Is this group always abelian?

Question

Let $|G|$ be odd and its prime factorization contain a prime of the form $r=2^n+1$, if $H$ is a normal subgroup of order $r$, is $G$ abelian?
My reasoning goes like this:
Since $H$ is normal, $G/Z(G)\cong \text{Inn}(G) \subseteq \text{Aut}(H)\cong Z_{2^n}$, therefore $|G/Z(G)|$ must be a power of two by Lagrange's theorem. Because $|G|$ is odd, $Z(G)=G$.
The exercise in the text went like this:
If $G$ has order $3825$ and $H$ is a normal subgroup of order $17$, prove $H\subseteq Z(G)$.
However, this is a weaker result than the one above, which prompts me to believe I might have made a mistake in the generalization, my problem is I do not see where.

Answer 1

the mistake in the proof is assuming $\text{Aut}(H)\cong \mathbb Z_{2^n}$, this must not necessarily be the case.

Answer 2

You don't have $G/Z(G) \subset \operatorname{Aut}(H)$ in general.

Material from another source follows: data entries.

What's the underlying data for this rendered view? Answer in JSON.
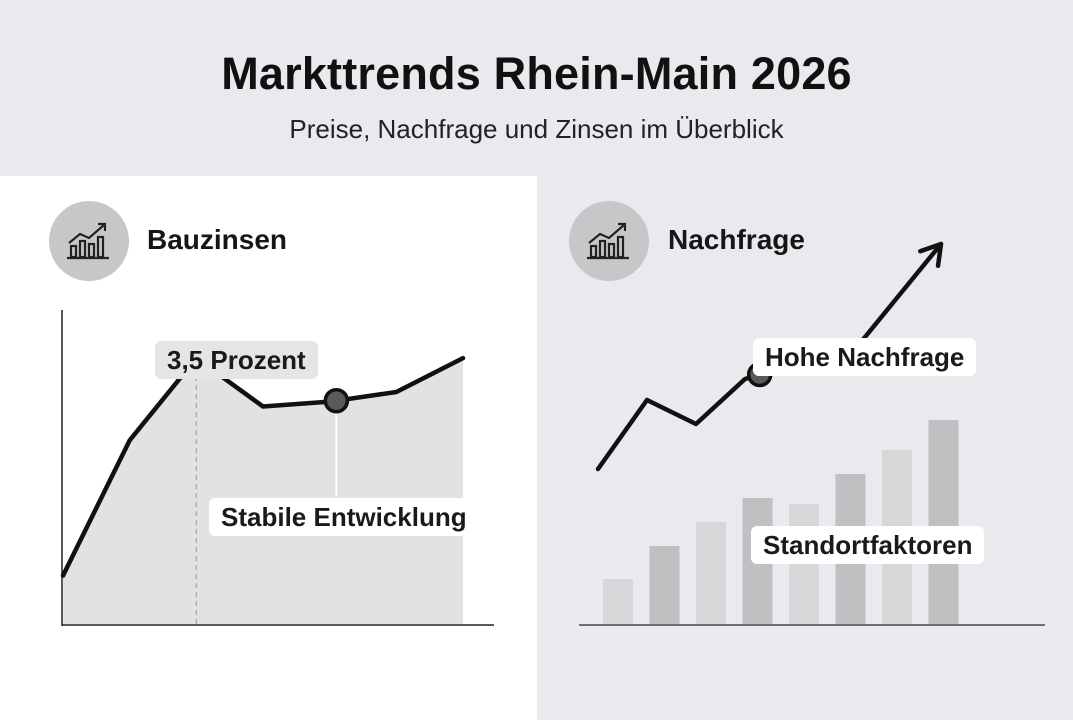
{
  "header": {
    "title": "Markttrends Rhein-Main 2026",
    "subtitle": "Preise, Nachfrage und Zinsen im Überblick"
  },
  "icons": {
    "panel_icon": "chart-growth-icon"
  },
  "colors": {
    "line": "#111111",
    "area": "#e1e2e4",
    "bar_light": "#d6d7d9",
    "bar_dark": "#bfc0c2",
    "marker": "#5a5a5a"
  },
  "chart_data": [
    {
      "type": "area",
      "title": "Bauzinsen",
      "points": [
        {
          "x": 0,
          "y": 10
        },
        {
          "x": 1,
          "y": 38
        },
        {
          "x": 2,
          "y": 55
        },
        {
          "x": 3,
          "y": 45
        },
        {
          "x": 4,
          "y": 46
        },
        {
          "x": 5,
          "y": 48
        },
        {
          "x": 6,
          "y": 55
        }
      ],
      "markers": [
        2,
        4.1
      ],
      "annotations": [
        "3,5 Prozent",
        "Stabile Entwicklung"
      ],
      "grid": false
    },
    {
      "type": "bar",
      "title": "Nachfrage",
      "bars": [
        15,
        26,
        34,
        42,
        40,
        50,
        58,
        68
      ],
      "line": [
        {
          "x": 0,
          "y": 30
        },
        {
          "x": 1,
          "y": 53
        },
        {
          "x": 2,
          "y": 45
        },
        {
          "x": 3,
          "y": 60
        },
        {
          "x": 4,
          "y": 65
        },
        {
          "x": 5,
          "y": 65
        },
        {
          "x": 6,
          "y": 85
        },
        {
          "x": 7,
          "y": 105
        }
      ],
      "markers": [
        3.3
      ],
      "annotations": [
        "Hohe Nachfrage",
        "Standortfaktoren"
      ],
      "grid": false
    }
  ]
}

We do have a natural homomorphism from $G$ to $\operatorname{Aut}(H)$ which sends an element to conjugation by that element, but the kernel of that map is the centralizer of $G$ which may be larger than than $Z(G)$.

(Consider the case that $H$ is the trivial subgroup, for example)

Answer 3

Proposition 1 Let $G$ be a group of odd order and $H$ a normal subgroup with $|H|=p$, where $p$ is a Fermat prime. Then $H \subseteq Z(G)$.

Proof Since $G$ acts by conjugation on $H$ we have an injective homomorphism $G/C_G(H) \hookrightarrow Aut(H)$. Since $H$ is cyclic, $|Aut(H)|=$ power of $2$. But $|G|$ is odd, so $G=C_G(H)$, which is equivalent to $H$ being central.

Proposition 1 (dual) Let $G$ be a group of odd order and $H$ a subgroup with $|G:H|=p$, where $p$ is a Fermat prime. Then $G' \subseteq H$. In particular $H$ is normal.

Proof This is more subtle and uses Burnside's Normal $p$-Complement Theorem, for a proof, see my answer here.